From Our Files: Moments from Hawai‘i’s Past–July Edition
A look back at Honolulu from July 1900 to 2007. Stories taken from the archives of Paradise of the Pacific and HONOLULU Magazine.
In 1888, King Kalākaua issued a royal charter, commissioning a magazine. Then titled Paradise of the Pacific, this publication became HONOLULU Magazine, making it the oldest magazine west of the Mississippi.
March 17: The first recorded traffic incident in the Territory happens at the intersection of South King Street and Kalākaua Avenue. There are only four cars in Honolulu.

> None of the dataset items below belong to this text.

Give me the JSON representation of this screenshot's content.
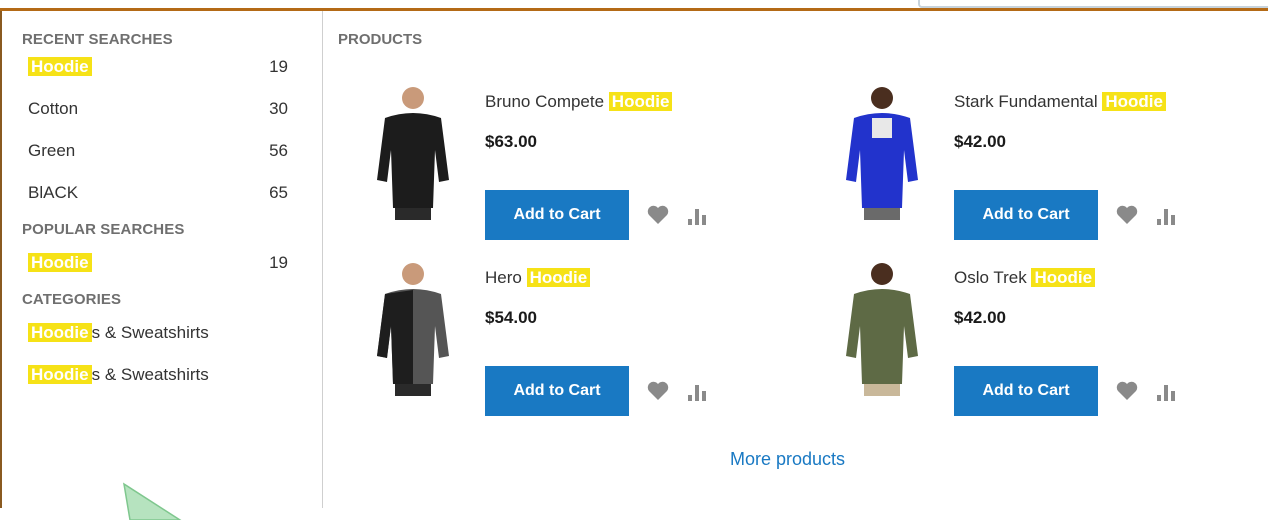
{
  "recent_searches": {
    "title": "RECENT SEARCHES",
    "items": [
      {
        "label": "Hoodie",
        "count": "19"
      },
      {
        "label": "Cotton",
        "count": "30"
      },
      {
        "label": "Green",
        "count": "56"
      },
      {
        "label": "BlACK",
        "count": "65"
      }
    ]
  },
  "popular_searches": {
    "title": "POPULAR SEARCHES",
    "items": [
      {
        "label": "Hoodie",
        "count": "19"
      }
    ]
  },
  "categories": {
    "title": "CATEGORIES",
    "items": [
      {
        "highlight": "Hoodie",
        "rest": "s & Sweatshirts"
      },
      {
        "highlight": "Hoodie",
        "rest": "s & Sweatshirts"
      }
    ]
  },
  "products": {
    "title": "PRODUCTS",
    "highlight_color": "#f6e217",
    "button_color": "#1979c3",
    "items": [
      {
        "name_prefix": "Bruno Compete ",
        "name_highlight": "Hoodie",
        "price": "$63.00",
        "add_to_cart": "Add to Cart",
        "jacket_color": "#1c1c1c"
      },
      {
        "name_prefix": "Stark Fundamental ",
        "name_highlight": "Hoodie",
        "price": "$42.00",
        "add_to_cart": "Add to Cart",
        "jacket_color": "#2233cc"
      },
      {
        "name_prefix": "Hero ",
        "name_highlight": "Hoodie",
        "price": "$54.00",
        "add_to_cart": "Add to Cart",
        "jacket_color": "#555555"
      },
      {
        "name_prefix": "Oslo Trek ",
        "name_highlight": "Hoodie",
        "price": "$42.00",
        "add_to_cart": "Add to Cart",
        "jacket_color": "#5e6a45"
      }
    ],
    "more_link": "More products"
  }
}
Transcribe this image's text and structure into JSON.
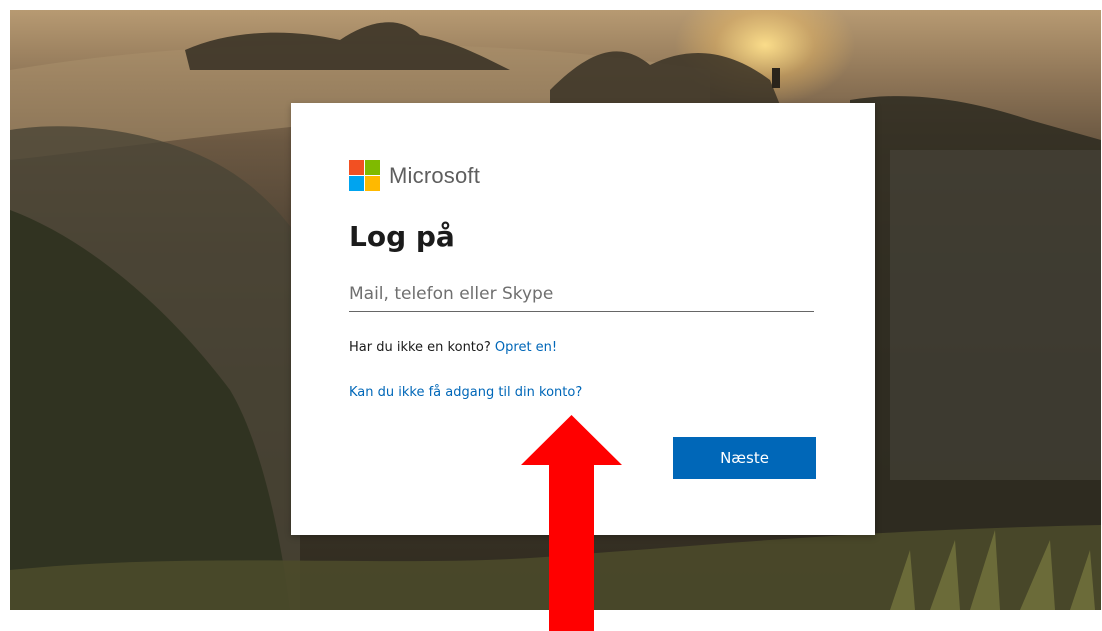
{
  "brand": {
    "name": "Microsoft",
    "logo_colors": [
      "#f25022",
      "#7fba00",
      "#00a4ef",
      "#ffb900"
    ]
  },
  "signin": {
    "title": "Log på",
    "email_placeholder": "Mail, telefon eller Skype",
    "email_value": "",
    "no_account_text": "Har du ikke en konto?",
    "create_account_link": "Opret en!",
    "cant_access_link": "Kan du ikke få adgang til din konto?",
    "next_button": "Næste"
  },
  "annotation": {
    "arrow_color": "#ff0000",
    "arrow_icon": "up-arrow-icon"
  },
  "colors": {
    "accent": "#0067b8",
    "card": "#ffffff"
  }
}
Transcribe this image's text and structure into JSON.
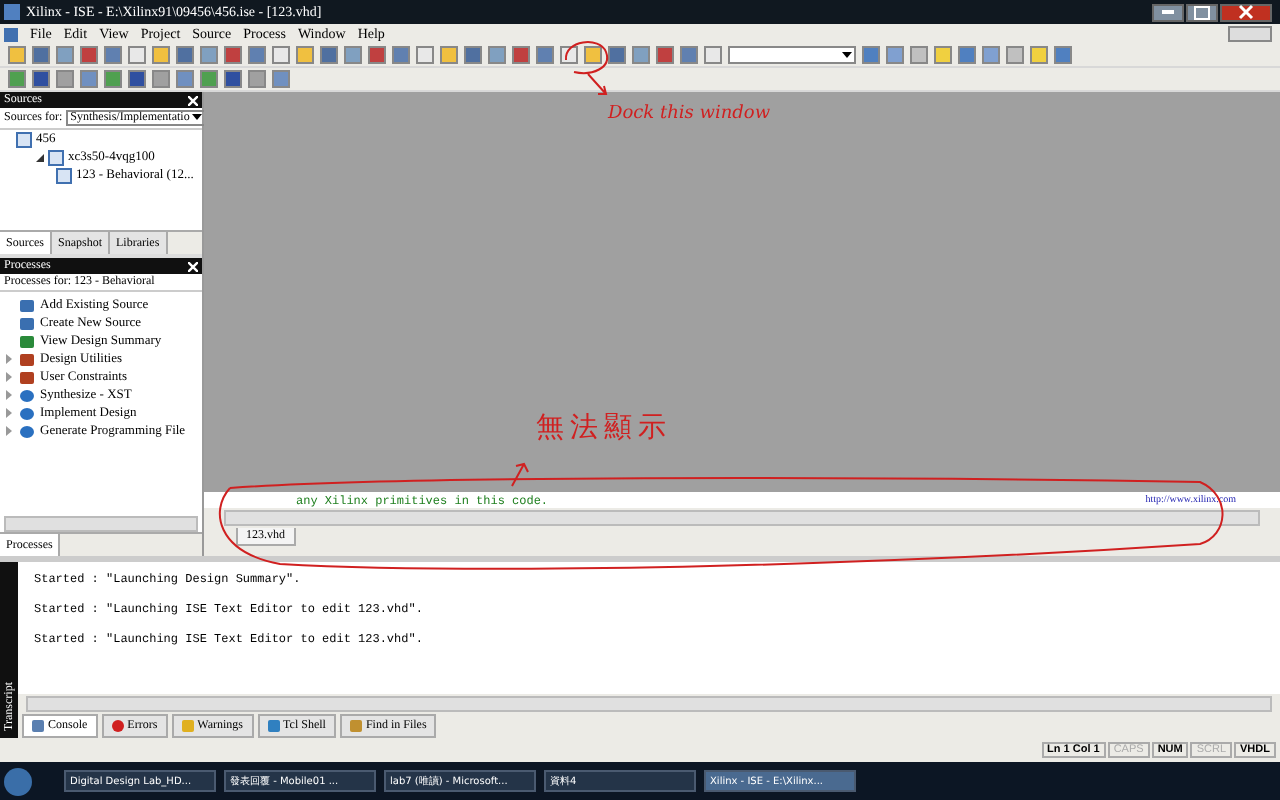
{
  "window": {
    "title": "Xilinx - ISE - E:\\Xilinx91\\09456\\456.ise - [123.vhd]"
  },
  "menu": [
    "File",
    "Edit",
    "View",
    "Project",
    "Source",
    "Process",
    "Window",
    "Help"
  ],
  "sources": {
    "title": "Sources",
    "for_label": "Sources for:",
    "for_value": "Synthesis/Implementatio",
    "tree": [
      {
        "label": "456",
        "children": [
          {
            "label": "xc3s50-4vqg100",
            "children": [
              {
                "label": "123 - Behavioral (12..."
              }
            ]
          }
        ]
      }
    ],
    "tabs": [
      {
        "label": "Sources",
        "selected": true
      },
      {
        "label": "Snapshot",
        "selected": false
      },
      {
        "label": "Libraries",
        "selected": false
      }
    ]
  },
  "processes": {
    "title": "Processes",
    "for_label": "Processes for: 123 - Behavioral",
    "items": [
      {
        "label": "Add Existing Source",
        "kind": "window"
      },
      {
        "label": "Create New Source",
        "kind": "window"
      },
      {
        "label": "View Design Summary",
        "kind": "summary"
      },
      {
        "label": "Design Utilities",
        "kind": "tools"
      },
      {
        "label": "User Constraints",
        "kind": "tools"
      },
      {
        "label": "Synthesize - XST",
        "kind": "run"
      },
      {
        "label": "Implement Design",
        "kind": "run"
      },
      {
        "label": "Generate Programming File",
        "kind": "run"
      }
    ],
    "tabs": [
      {
        "label": "Processes",
        "selected": true
      }
    ]
  },
  "editor": {
    "code_line": "any Xilinx primitives in this code.",
    "link": "http://www.xilinx.com",
    "tabs": [
      {
        "label": "123.vhd"
      }
    ]
  },
  "annotations": [
    {
      "text": "Dock this window"
    },
    {
      "text": "無法顯示"
    }
  ],
  "transcript": {
    "side_label": "Transcript",
    "lines": [
      "Started : \"Launching Design Summary\".",
      "Started : \"Launching ISE Text Editor to edit 123.vhd\".",
      "Started : \"Launching ISE Text Editor to edit 123.vhd\"."
    ],
    "tabs": [
      {
        "label": "Console",
        "kind": "console",
        "selected": true
      },
      {
        "label": "Errors",
        "kind": "error",
        "selected": false
      },
      {
        "label": "Warnings",
        "kind": "warning",
        "selected": false
      },
      {
        "label": "Tcl Shell",
        "kind": "tcl",
        "selected": false
      },
      {
        "label": "Find in Files",
        "kind": "find",
        "selected": false
      }
    ]
  },
  "status_bar": [
    {
      "label": "Ln 1 Col 1",
      "disabled": false
    },
    {
      "label": "CAPS",
      "disabled": true
    },
    {
      "label": "NUM",
      "disabled": false
    },
    {
      "label": "SCRL",
      "disabled": true
    },
    {
      "label": "VHDL",
      "disabled": false
    }
  ],
  "taskbar": [
    {
      "label": "Digital Design Lab_HD...",
      "selected": false
    },
    {
      "label": "發表回覆 - Mobile01 ...",
      "selected": false
    },
    {
      "label": "lab7 (唯讀) - Microsoft...",
      "selected": false
    },
    {
      "label": "資料4",
      "selected": false
    },
    {
      "label": "Xilinx - ISE - E:\\Xilinx...",
      "selected": true
    }
  ]
}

July 4 marks the day the Republic of Hawai‘i came into being in 1894. Paradise recalls Hawai‘i’s “Republic Days” with some photos, this of the Honolulu Citizens’ Guard of the Thomas Square Squad in 1895.
“The homestead plan for persons of Hawaiian or part-Hawaiian blood has been termed one of the more successful social experiments of the nation,” Paradise writes, 26 years after the program’s inception. “The Hawaiian on his homestead is not a ward of the government, as is the American Indian, but is an independent human being.” The Taylor family lives at Papakōlea, one of several homestead areas in the Islands. Along with 4,000 other homesteaders, their rent is $1 a year.

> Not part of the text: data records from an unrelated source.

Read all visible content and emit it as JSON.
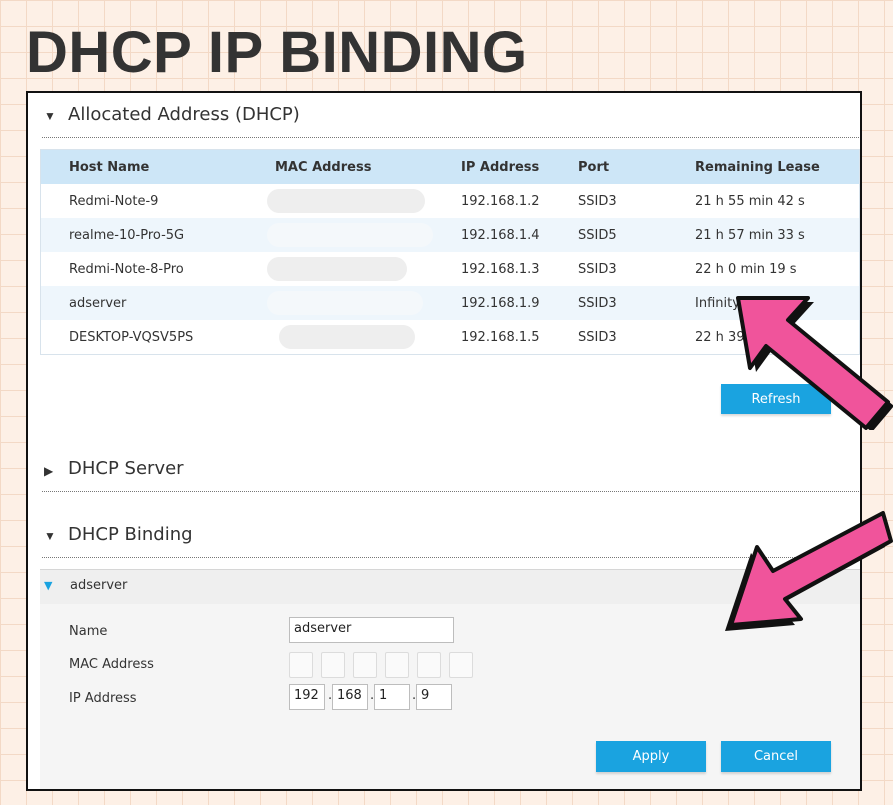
{
  "page_title": "DHCP IP BINDING",
  "allocated": {
    "section_label": "Allocated Address (DHCP)",
    "columns": [
      "Host Name",
      "MAC Address",
      "IP Address",
      "Port",
      "Remaining Lease"
    ],
    "rows": [
      {
        "host": "Redmi-Note-9",
        "ip": "192.168.1.2",
        "port": "SSID3",
        "lease": "21 h 55 min 42 s"
      },
      {
        "host": "realme-10-Pro-5G",
        "ip": "192.168.1.4",
        "port": "SSID5",
        "lease": "21 h 57 min 33 s"
      },
      {
        "host": "Redmi-Note-8-Pro",
        "ip": "192.168.1.3",
        "port": "SSID3",
        "lease": "22 h 0 min 19 s"
      },
      {
        "host": "adserver",
        "ip": "192.168.1.9",
        "port": "SSID3",
        "lease": "Infinity"
      },
      {
        "host": "DESKTOP-VQSV5PS",
        "ip": "192.168.1.5",
        "port": "SSID3",
        "lease": "22 h 39 m"
      }
    ],
    "refresh_label": "Refresh"
  },
  "dhcp_server": {
    "section_label": "DHCP Server"
  },
  "dhcp_binding": {
    "section_label": "DHCP Binding",
    "entry_label": "adserver",
    "name_label": "Name",
    "name_value": "adserver",
    "mac_label": "MAC Address",
    "ip_label": "IP Address",
    "ip_octets": [
      "192",
      "168",
      "1",
      "9"
    ],
    "apply_label": "Apply",
    "cancel_label": "Cancel"
  },
  "colors": {
    "accent": "#1aa3e0",
    "header_row": "#cde6f7",
    "arrow_pink": "#f0549b",
    "title": "#333333"
  },
  "icons": [
    "triangle-down-icon",
    "triangle-right-icon",
    "pink-arrow-icon"
  ]
}
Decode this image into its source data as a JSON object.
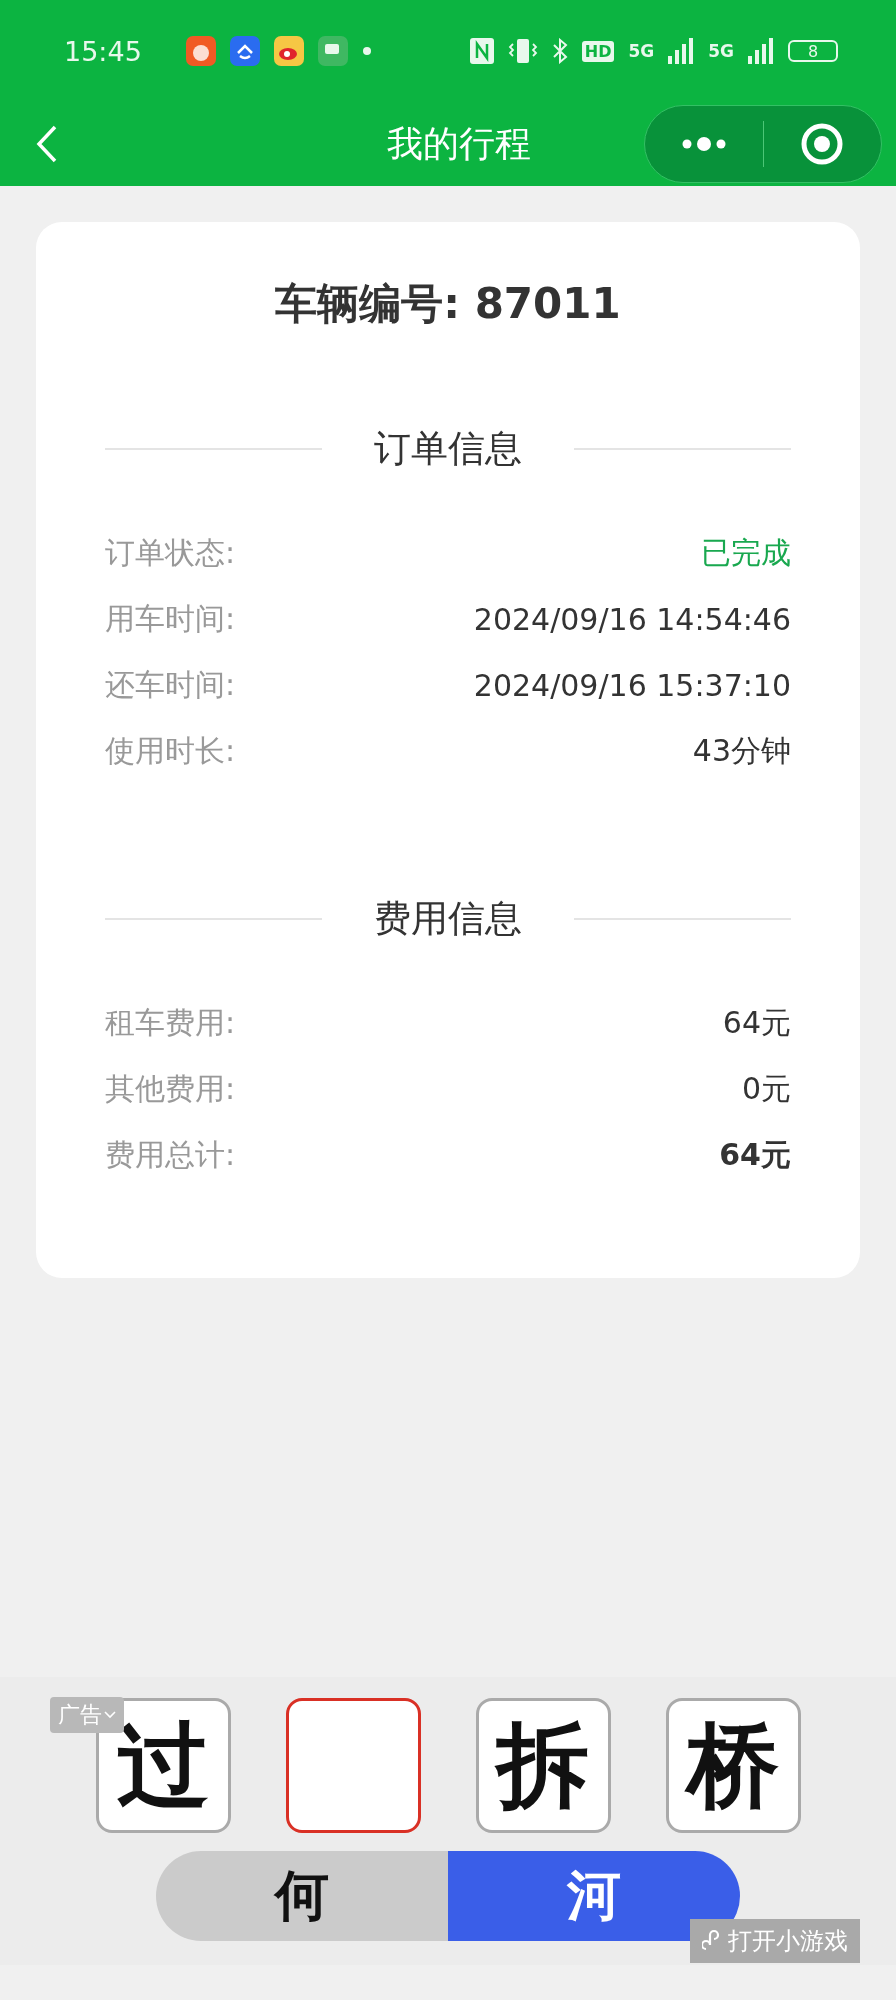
{
  "status_bar": {
    "time": "15:45",
    "network_labels": [
      "HD",
      "5G",
      "5G"
    ],
    "battery": "8"
  },
  "nav": {
    "title": "我的行程"
  },
  "card": {
    "vehicle_title": "车辆编号: 87011",
    "sections": [
      {
        "heading": "订单信息",
        "rows": [
          {
            "label": "订单状态:",
            "value": "已完成",
            "kind": "status"
          },
          {
            "label": "用车时间:",
            "value": "2024/09/16 14:54:46",
            "kind": "plain"
          },
          {
            "label": "还车时间:",
            "value": "2024/09/16 15:37:10",
            "kind": "plain"
          },
          {
            "label": "使用时长:",
            "value": "43分钟",
            "kind": "plain"
          }
        ]
      },
      {
        "heading": "费用信息",
        "rows": [
          {
            "label": "租车费用:",
            "value": "64元",
            "kind": "plain"
          },
          {
            "label": "其他费用:",
            "value": "0元",
            "kind": "plain"
          },
          {
            "label": "费用总计:",
            "value": "64元",
            "kind": "total"
          }
        ]
      }
    ]
  },
  "ad": {
    "label": "广告",
    "tiles": [
      {
        "kind": "letter",
        "char": "过"
      },
      {
        "kind": "blank"
      },
      {
        "kind": "letter",
        "char": "拆"
      },
      {
        "kind": "letter",
        "char": "桥"
      }
    ],
    "choices": [
      {
        "label": "何",
        "selected": false
      },
      {
        "label": "河",
        "selected": true
      }
    ],
    "open_button": "打开小游戏"
  }
}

Mrs. Nellie “Ma” Keifer of La Crosse, Wisconsin, visits Hawai‘i for the first time. Her trip is paid for by local Japanese veterans of World War II, whom she got to know 10 years prior. As one veteran wrote: “When soldiers from Hawai‘i were stationed in Wisconsin and Minnesota, they were distrusted and unwanted. Many were disillusioned. Their only fault was their racial ancestry and that of America’s then No. 1 enemy, Japan, were the same. In the midst of this, a handful of Americans reached out with understanding hearts and opened their homes to these friendly, homesick Niseis. The Keifers of La Crosse was one. … They welcomed the Niseis to their home, fed them home-cooked meals, and treated them as equals. This we will never forget!”
Did Wayne’s World get one of its popular catch phrases from Andy Bumatai? In 1988, Bumatai opened for Dana Carvey at the Sheraton Waikīkī Hotel. “I saw him in the wings, checking me out when I was on. All the good ones do that,” Bumatai says. He’d been using the pidgin exclamation “Not!” since he was a kid growing up in Kalihi and Wai‘anae. Not long after the show, the word started appearing in Carvey’s Saturday Night Live sketches.
Hawaiian musician and historian Pālani Vaughan (who died last December) volunteers to clean up the ‘Iolani Palace grounds every day, throwing away beer bottles and cardboard boxes people leave behind. “This is a historic site,” he says. “That coronation stand is where King Kalākaua was crowned in 1883. In the garden area, there’s a concrete bench broken in half—Kapi‘olani composed songs there. Robert Wilcox led a rebellion here, after Kalākaua was forced to sign the Bayonet Constitution. When you think back on these heroes to the Hawaiian people, what I’m doing is nothing. I’m just trying to protect what should obviously be protected.”